Identify problem payers.
Identify payers that represent the highest percentage of volume of the practice’s patient population. Calculate the review per visit by determining the total dollars received for the previous 12 months and divide by the total number of visits by each insurance company. This calculation will help determine which insurance payers should be focused on and which are the biggest financial burdens. Generally speaking, this exercise will result in four or five major insurance payers that provide the highest degree of revenue to the medical practice.1
Run reports to assess the top CPT codes billed by the medical practice and compare reimbursements for those codes across all insurance payers. This analysis will identify those insurance payers that reimburse poorly for services/codes frequently used. While some insurance payer contracts may provide higher reimbursements for certain codes, if the medical practice rarely bills for those codes, the insurance payer contract will fail to drive revenue based on the most billed services performed in the practice.1
Review insurance payer contract language.
First and foremost, read your contract before signing. Consider having a health care attorney review for your best interest. Many insurance payer contracts have ‘evergreen’ clauses that will allow the agreement to automatically renew annually if the contract is not terminated within a specified notice time frame prior to the end of the current term. Ensure language exists in the insurance payer contract that affords the physician/medical practice the right to terminate the contract within 90 days’ notice, without cause.
Be aware of ‘silent Preferred Provider Organizations’ (PPOs), which are organizations that access a discounted rate for services without direct authorization from the physician/medical practice. Because most PPO contracts prohibit practices from balance billing the patient, the discounted reimbursement rate is the only revenue the practice will receive.

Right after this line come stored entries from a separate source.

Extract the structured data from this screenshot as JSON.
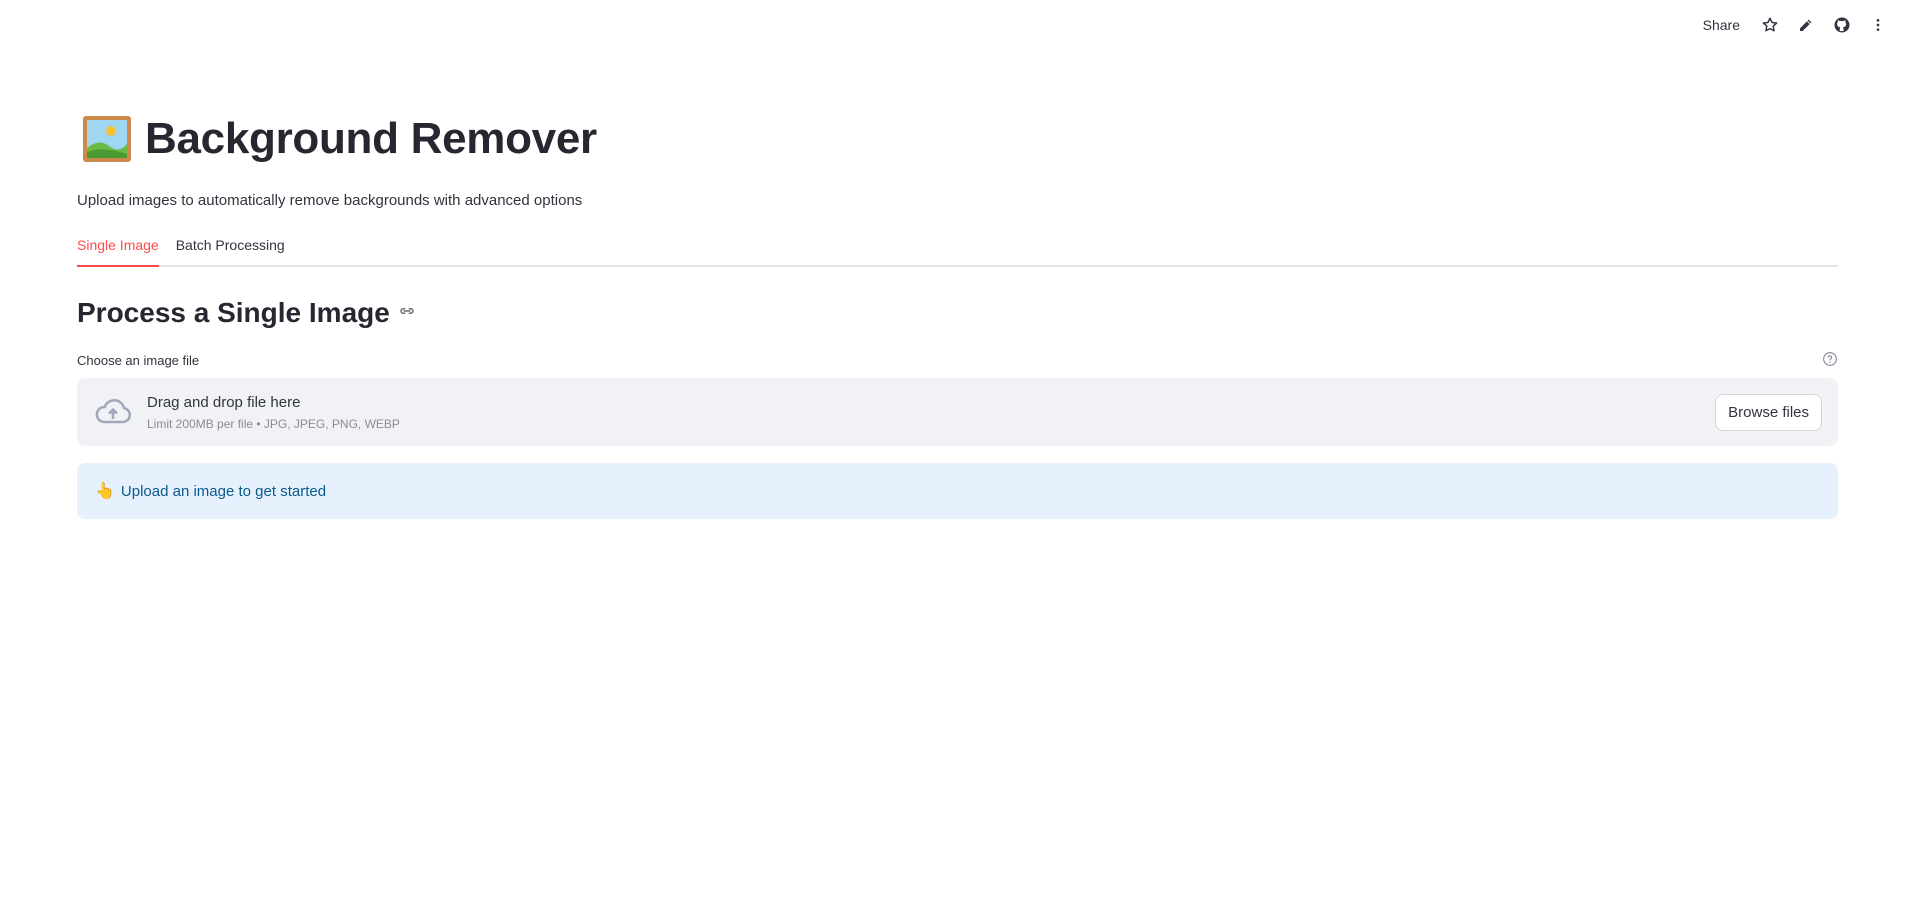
{
  "toolbar": {
    "share_label": "Share",
    "icons": [
      "star-icon",
      "pencil-icon",
      "github-icon",
      "more-vertical-icon"
    ]
  },
  "header": {
    "emoji_icon": "framed-picture-icon",
    "title": "Background Remover",
    "subtitle": "Upload images to automatically remove backgrounds with advanced options"
  },
  "tabs": [
    {
      "label": "Single Image",
      "active": true
    },
    {
      "label": "Batch Processing",
      "active": false
    }
  ],
  "section": {
    "title": "Process a Single Image",
    "anchor_icon": "link-icon"
  },
  "uploader": {
    "label": "Choose an image file",
    "help_icon": "help-circle-icon",
    "drop_text": "Drag and drop file here",
    "limit_text": "Limit 200MB per file • JPG, JPEG, PNG, WEBP",
    "browse_label": "Browse files",
    "cloud_icon": "cloud-upload-icon"
  },
  "info": {
    "icon": "👆",
    "text": "Upload an image to get started"
  },
  "colors": {
    "accent": "#ff4b4b",
    "info_bg": "#e6f1fd",
    "info_text": "#0b5a8c",
    "dropzone_bg": "#f0f2f6"
  }
}
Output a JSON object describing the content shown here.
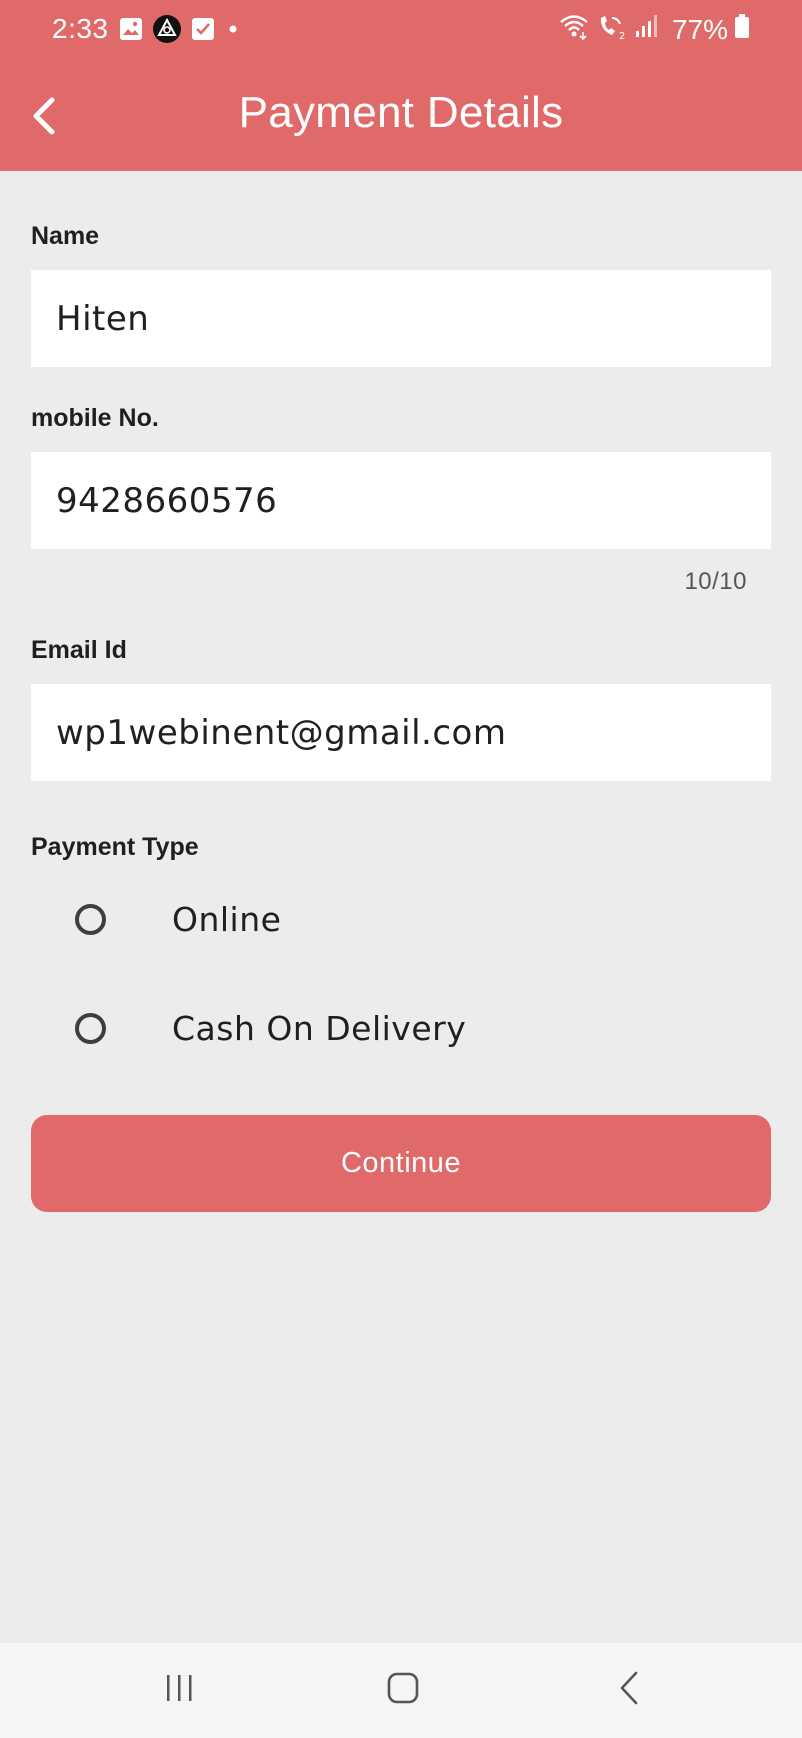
{
  "status_bar": {
    "time": "2:33",
    "battery": "77%",
    "left_icons": [
      "gallery-icon",
      "app-icon",
      "checkbox-icon",
      "dot-icon"
    ],
    "right_icons": [
      "wifi-icon",
      "wifi-calling-icon",
      "signal-icon",
      "battery-icon"
    ]
  },
  "toolbar": {
    "title": "Payment Details",
    "back_icon": "back-arrow-icon"
  },
  "form": {
    "name": {
      "label": "Name",
      "value": "Hiten"
    },
    "mobile": {
      "label": "mobile No.",
      "value": "9428660576",
      "counter": "10/10"
    },
    "email": {
      "label": "Email Id",
      "value": "wp1webinent@gmail.com"
    },
    "payment_type": {
      "label": "Payment Type",
      "options": [
        {
          "label": "Online",
          "selected": false
        },
        {
          "label": "Cash On Delivery",
          "selected": false
        }
      ]
    },
    "continue_label": "Continue"
  },
  "nav_bar": {
    "buttons": [
      "recents-icon",
      "home-icon",
      "back-icon"
    ]
  },
  "colors": {
    "accent": "#e06a6a",
    "background": "#ececec",
    "field_background": "#ffffff"
  }
}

Review the insurance payer contract for language on retroactive denials for refunds on claims several years old that prohibits the insurance payer from withdrawing payments more than 120 days after receiving a clean claim. In addition, review the contract for language pertaining to the guidelines that are used to process claims, the timeliness requirement of filing claims, definitions of medical necessity and covered services, and fee schedules used.1
The trend in the health care marketplace to move from fee for service to quality and value-based outcome reimbursements has precipitated various insurance payer contract models that incentivize physicians and medical practice to achieve specific cost and clinical performance measure outcomes. Many contracts contain provisions for gain share, risk or risk-withhold based on per member, per month cost of care and achieving thresholds and benchmark performance in select quality measures. These reimbursement models and clinical performance measures, along with the associated benchmarks and thresholds for performance should be clearly delineated in the contract or the contract addendum.
Negotiating a contract with an insurance payer.
While insurance payer group contracts through a physician organization or similar organization typically yield higher reimbursements and more favorable terms for member-providers, independent practices can successfully negotiate contracts with insurance payers. Involving the practice manager, medical director, lead biller/coder and a health care attorney in the negotiations will assist in mitigating improper interpretations and unclear definitions in the insurance payer contract.1
Ultimately, the decision of which insurance payers to participate with can be achieved with relative confidence by keeping these primary considerations in mind.